MaxQ: HttpUnit Testing made mindnumbingly easy

In the spirit of Atrox's EMMA post, I wanted to point out one of my new favorite tools: MaxQ. This is, really, a "generator" for HttpUnit (and therefore JUnit) tests for web applications, but it functions like WAST and other tools.

Basically, you run it as a proxy server, and it will create an HttpUnit test case that invokes down into Jython (Python interpreter for Java), and records actions from your browser as a Python test script. You can then integrate it into your standard test script.

I am not a big fan of Python at all, really, but this is EXACTLY the kind of functionality I always wished HttpUnit had built it. It gives you WAST-easy testing, but will integrate nicely into the rest of your build system. You gotta learn a little bit of Python if you want to do dynamic data validation. It also includes a simple JDBC utility that you can use to make sure that data moves from your web actions into your database properly too.

Comments

RE: MaxQ: HttpUnit Testing made mindnumbingly easy

One of my co-workers had this to say when I mentioned MaxQ (thought it was apt and very insightful):


I did play some with maxq, and found it inferior to TestMaker http://www.pushtotest.com/ , which does basically the same thing.

Script recorders have their place, but in general they are stupid/brute-force about how they record. What you end up doing (should end up doing, at least), is
manually refactoring all the scripts they generate. Otherwise you end up with a bunch of very fragile scripts with minimal reuse. JMeter suffers from the same flaw.
The reliance on recorded test scripts is one of my main peaves with our current QA setup.

I do very much like the fact that maxq generates jython. Jython if extremely useful for scripting in a java environment - any self-respecting java
developer will have some JVM scripting language in their toolbox. The Grinder is another similar testing tool that generates jython. You can't throw a
cat through a java user group meeting without hitting a jython enthusiast.

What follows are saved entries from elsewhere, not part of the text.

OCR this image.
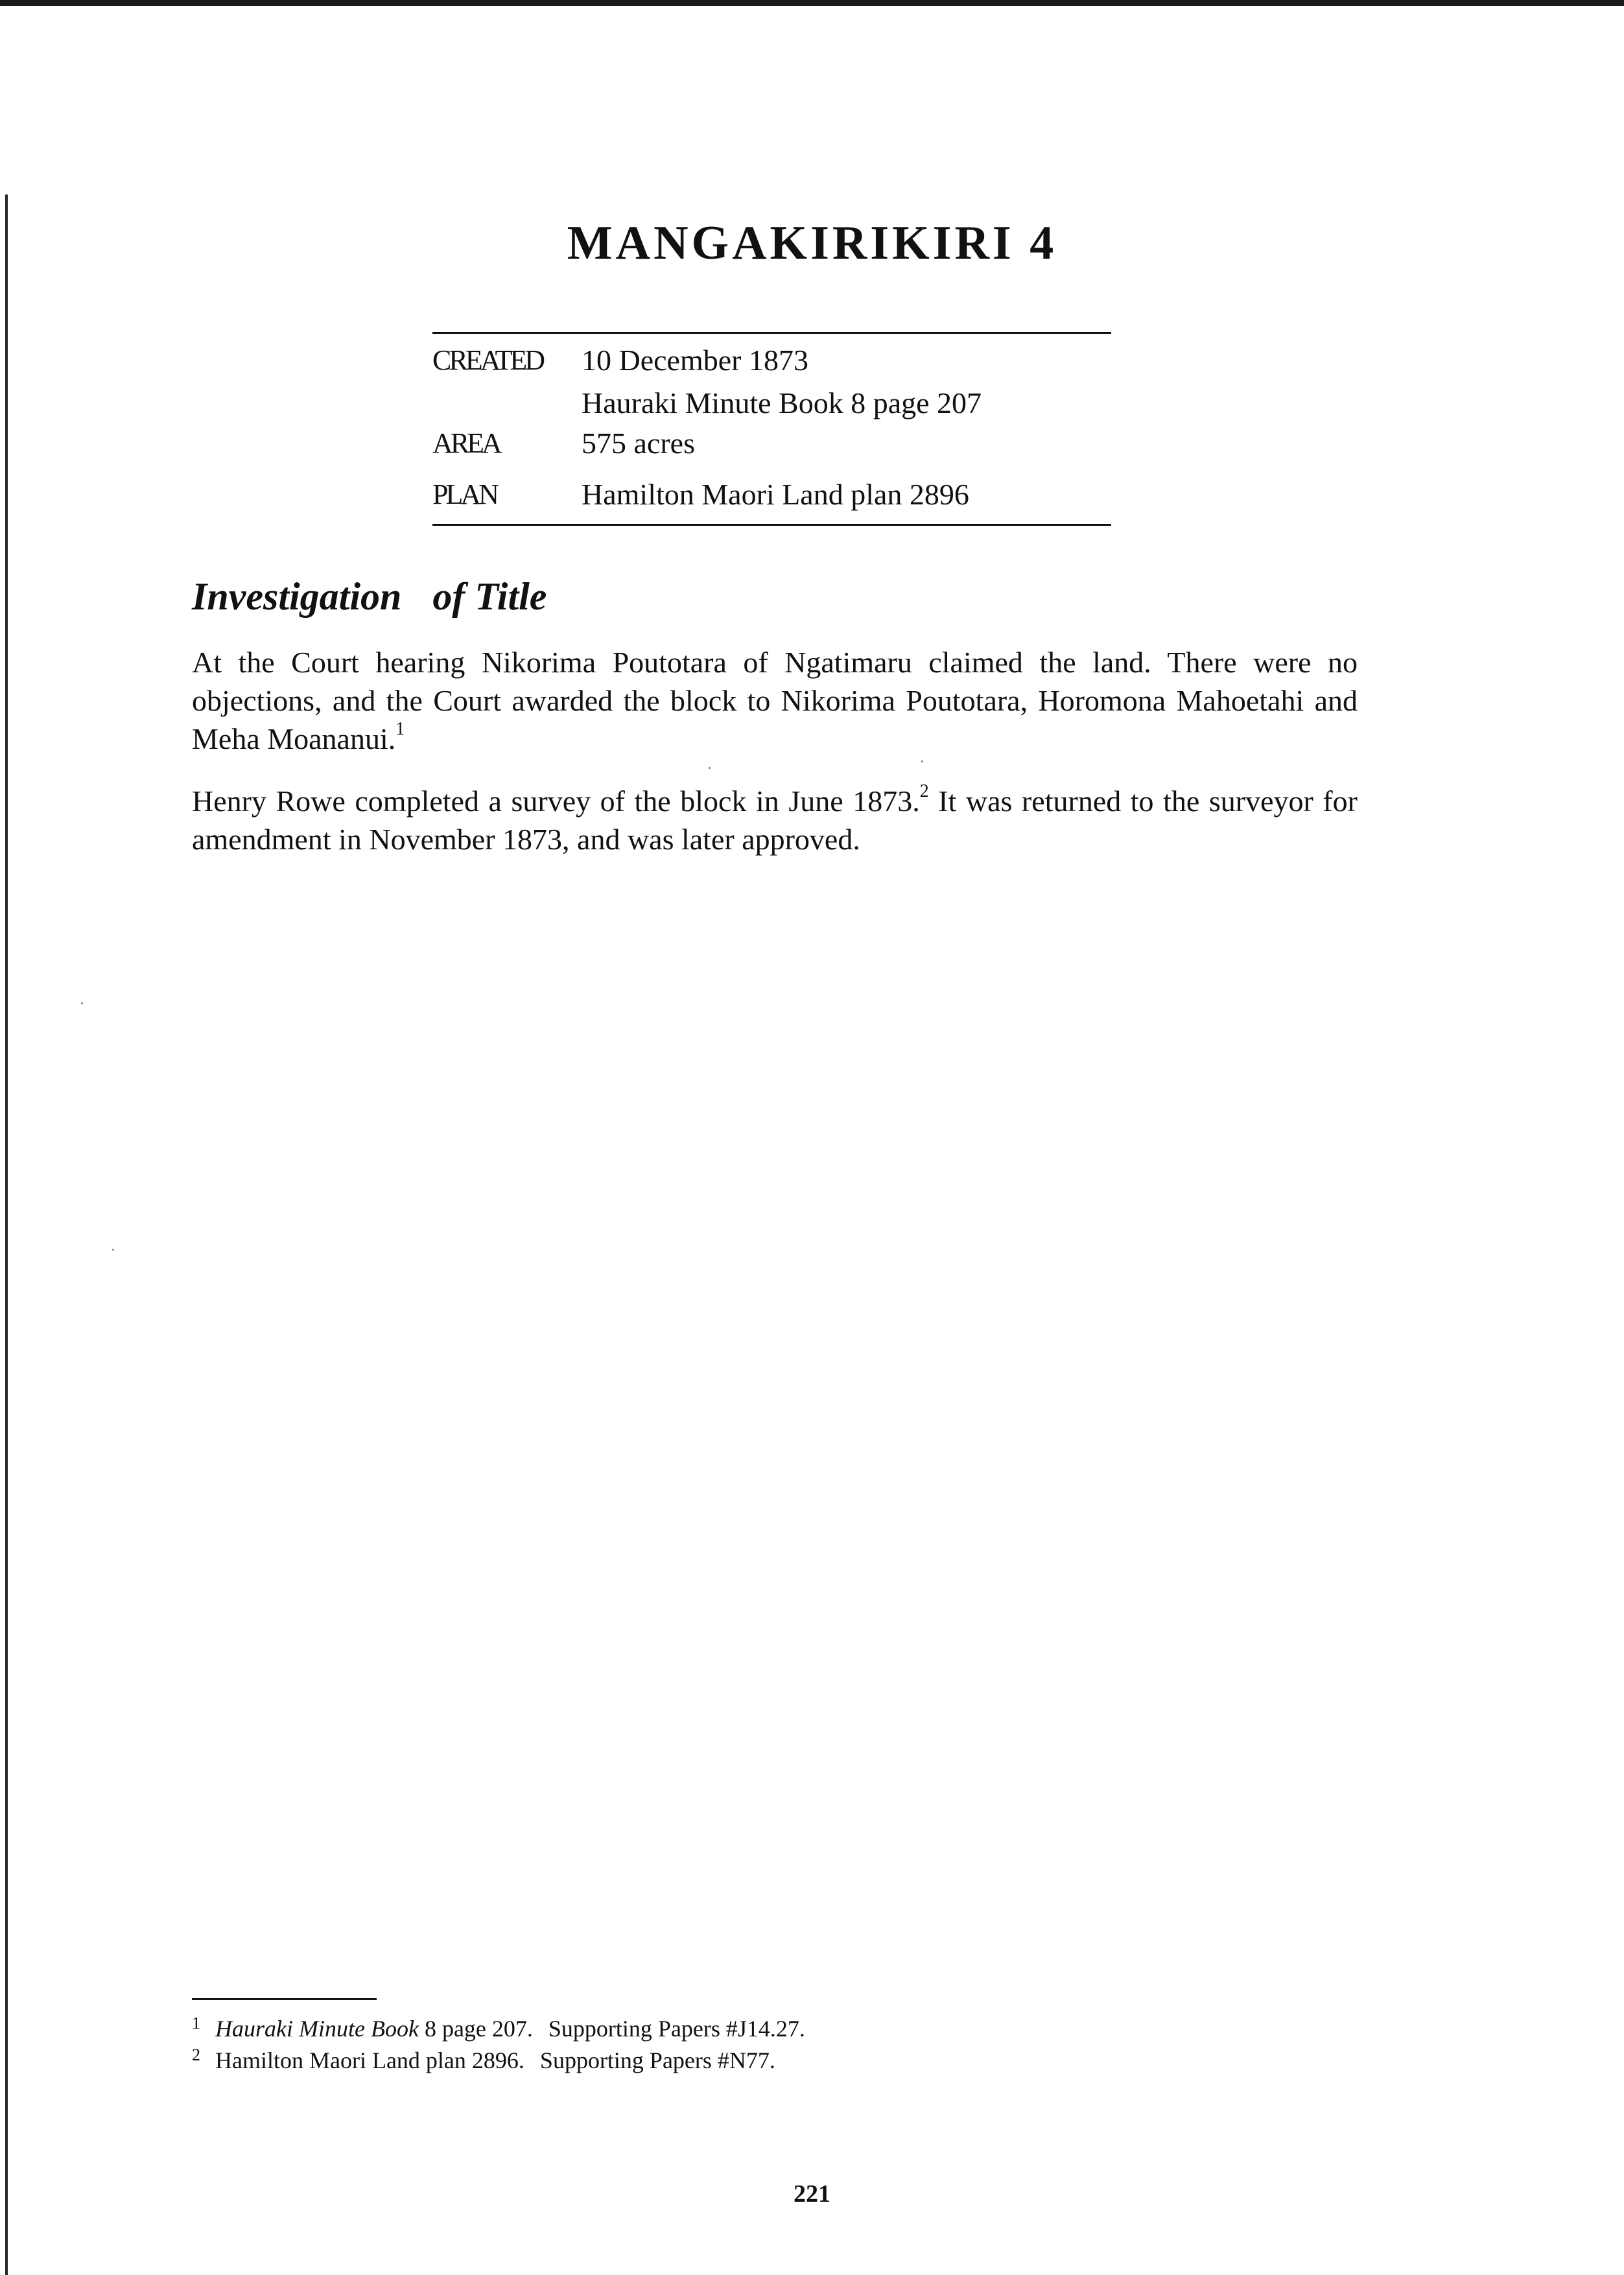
MANGAKIRIKIRI 4
CREATED 10 December 1873
Hauraki Minute Book 8 page 207
AREA	575 acres
PLAN	Hamilton Maori Land plan 2896
Investigation of Title

At the Court hearing Nikorima Poutotara of Ngatimaru claimed the land. There were no objections, and the Court awarded the block to Nikorima Poutotara, Horomona Mahoetahi and Meha Moananui.$^1$

Henry Rowe completed a survey of the block in June 1873.$^2$ It was returned to the surveyor for amendment in November 1873, and was later approved.

1 Hauraki Minute Book 8 page 207. Supporting Papers #J14.27.
2 Hamilton Maori Land plan 2896. Supporting Papers #N77.
221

If you want to play with such a tool, first look into TestMaker fully.
TestMaker has a good load testing capability, but weaker support for regression testing. I have found that once you get the hang of using such
a tool, you rarely need to record unless you are trying to reverse engineer the site a bit. Instead, I end up writing the full scripts directly,
in jython, using either the TestMaker libraries or jwebunit directly. I really think jython+jwebunit is the sweet spot, with the TestMaker framework
thrown in when you need it, such as for load testing. A programmer working on a small number of sites/applications will quickly get beyond the advantages
that the recorder provides for their apps.

Oh, and did I mention that jython by itself, distinct from the issue of testing, is just dynamite? I should.

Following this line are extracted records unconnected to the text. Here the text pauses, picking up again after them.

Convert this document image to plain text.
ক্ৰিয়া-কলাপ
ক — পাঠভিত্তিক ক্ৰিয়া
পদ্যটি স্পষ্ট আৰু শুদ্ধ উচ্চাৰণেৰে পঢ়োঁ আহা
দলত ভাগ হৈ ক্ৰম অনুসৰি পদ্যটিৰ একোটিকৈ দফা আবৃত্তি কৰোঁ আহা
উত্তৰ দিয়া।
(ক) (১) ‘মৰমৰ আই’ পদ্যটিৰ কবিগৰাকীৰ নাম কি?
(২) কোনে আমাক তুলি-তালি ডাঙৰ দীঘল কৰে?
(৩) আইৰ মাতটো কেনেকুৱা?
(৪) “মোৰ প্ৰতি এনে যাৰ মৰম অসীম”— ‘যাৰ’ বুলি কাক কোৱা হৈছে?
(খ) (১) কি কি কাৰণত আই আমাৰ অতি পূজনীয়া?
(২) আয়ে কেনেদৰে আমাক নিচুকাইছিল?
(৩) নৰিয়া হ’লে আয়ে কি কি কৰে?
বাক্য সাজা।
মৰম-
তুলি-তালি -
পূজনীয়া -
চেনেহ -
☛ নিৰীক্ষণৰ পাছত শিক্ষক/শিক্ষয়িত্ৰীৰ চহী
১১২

RE: MaxQ: HttpUnit Testing made mindnumbingly easy

As someone who has just used HttpUnit in the past, and who really doesn't care for Python in any of it's forms, I really would have preferred if MaxQ had just generated Java classes, rather than "HttpUnitish python" scripts.

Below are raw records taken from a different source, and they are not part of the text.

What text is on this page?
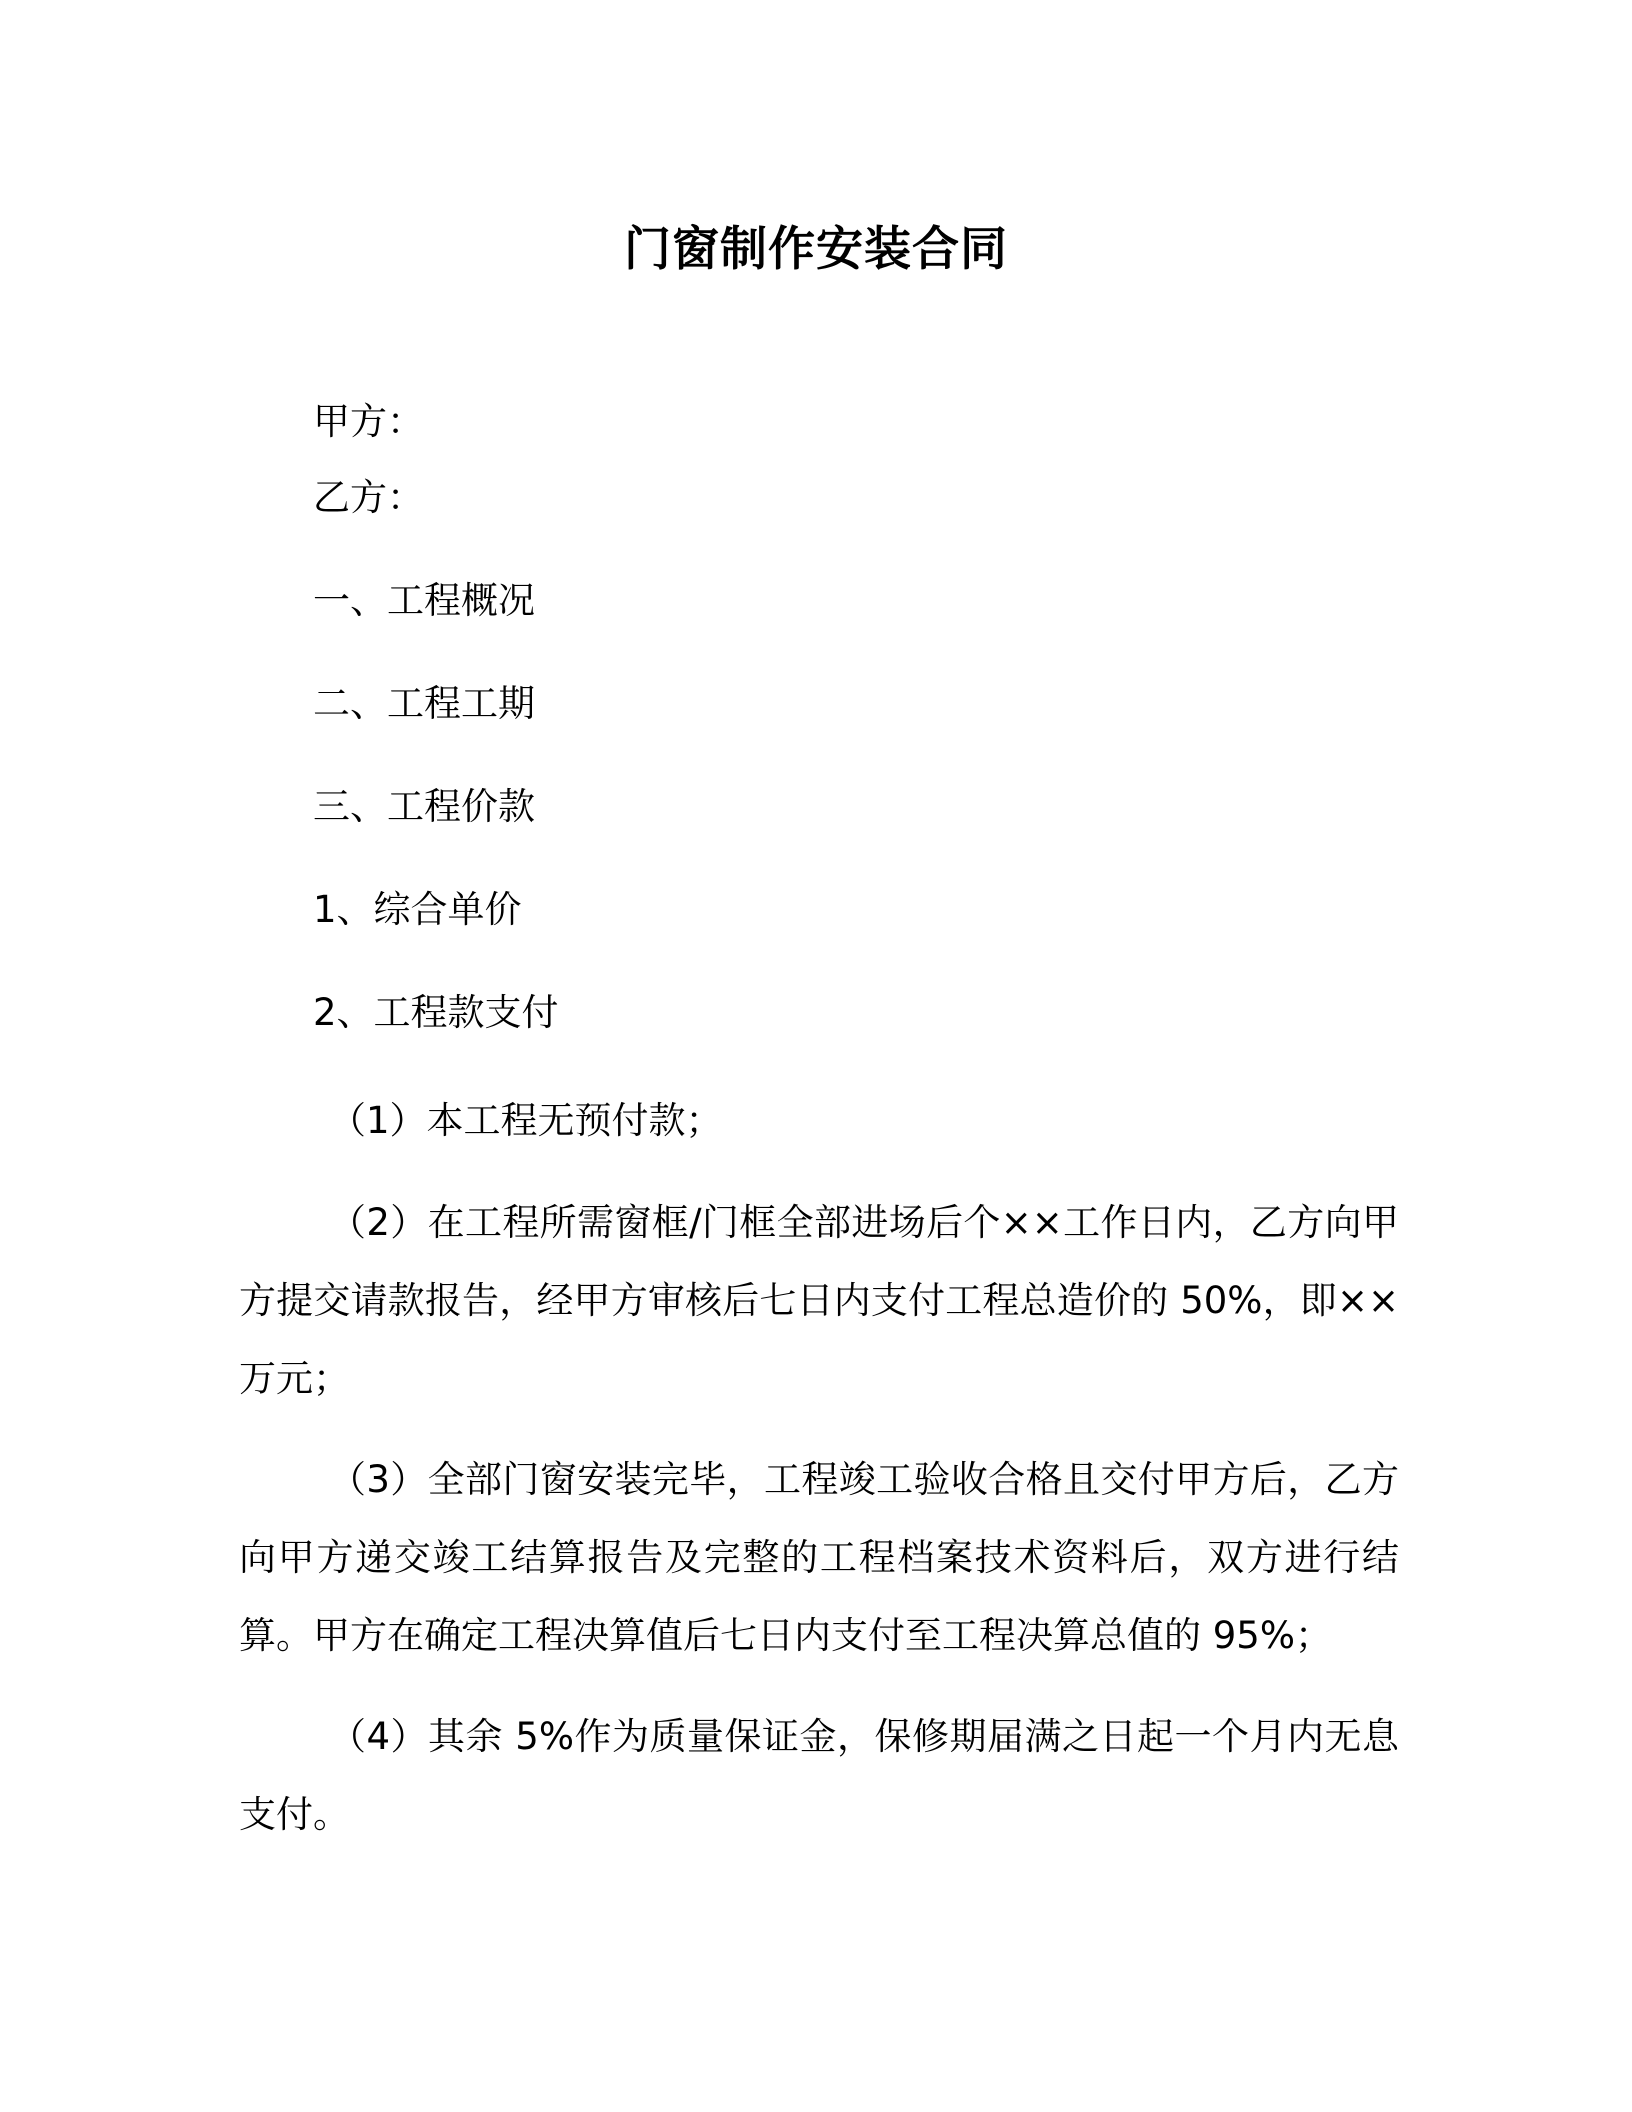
门窗制作安装合同
甲方：
乙方：
一、工程概况
二、工程工期
三、工程价款
1、综合单价
2、工程款支付
（1）本工程无预付款；
（2）在工程所需窗框/门框全部进场后个××工作日内，乙方向甲方提交请款报告，经甲方审核后七日内支付工程总造价的 50%，即××万元；
（3）全部门窗安装完毕，工程竣工验收合格且交付甲方后，乙方向甲方递交竣工结算报告及完整的工程档案技术资料后，双方进行结算。甲方在确定工程决算值后七日内支付至工程决算总值的 95%；
（4）其余 5%作为质量保证金，保修期届满之日起一个月内无息支付。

Frankly I *like* the recorder because it really does save you having to monkey with a whole lot of stuff to get task-oriented tests done. You can have a "log in and do this" test, "a log in and do that" test, and so forth. If you are every so slightly clever, and wrap all your data outputs in class'ed or id'ed HTML tags, it is really easy to go back and hack in the output validation into your tests without caring about LAF issues.

I will check out TestMaker though.

RE: MaxQ: HttpUnit Testing made mindnumbingly easy

Yeah, that seems pretty nice. I guess I am not really a fan of the "Run your JUnit Tests inside our tool" rather than the "Our Tool Generates JUnit tests" model, either. I have really gotten used to setting up "ant test" and that is really easy to put on a "svn update . ; ant test" chron job.

RE: MaxQ: HttpUnit Testing made mindnumbingly easy

And I still hate python.

Why Jython is popular and Rhino isn't is beyond me.

RE: MaxQ: HttpUnit Testing made mindnumbingly easy

TestMaker is very cool, and the new version supports JUnit scripts. If you have problems with 4.3 try version 4.1. It works better for me. BTW, jython makes java fun. And python developers are generally superior to java developers. I always look for python skills on a resume. Its a good sign.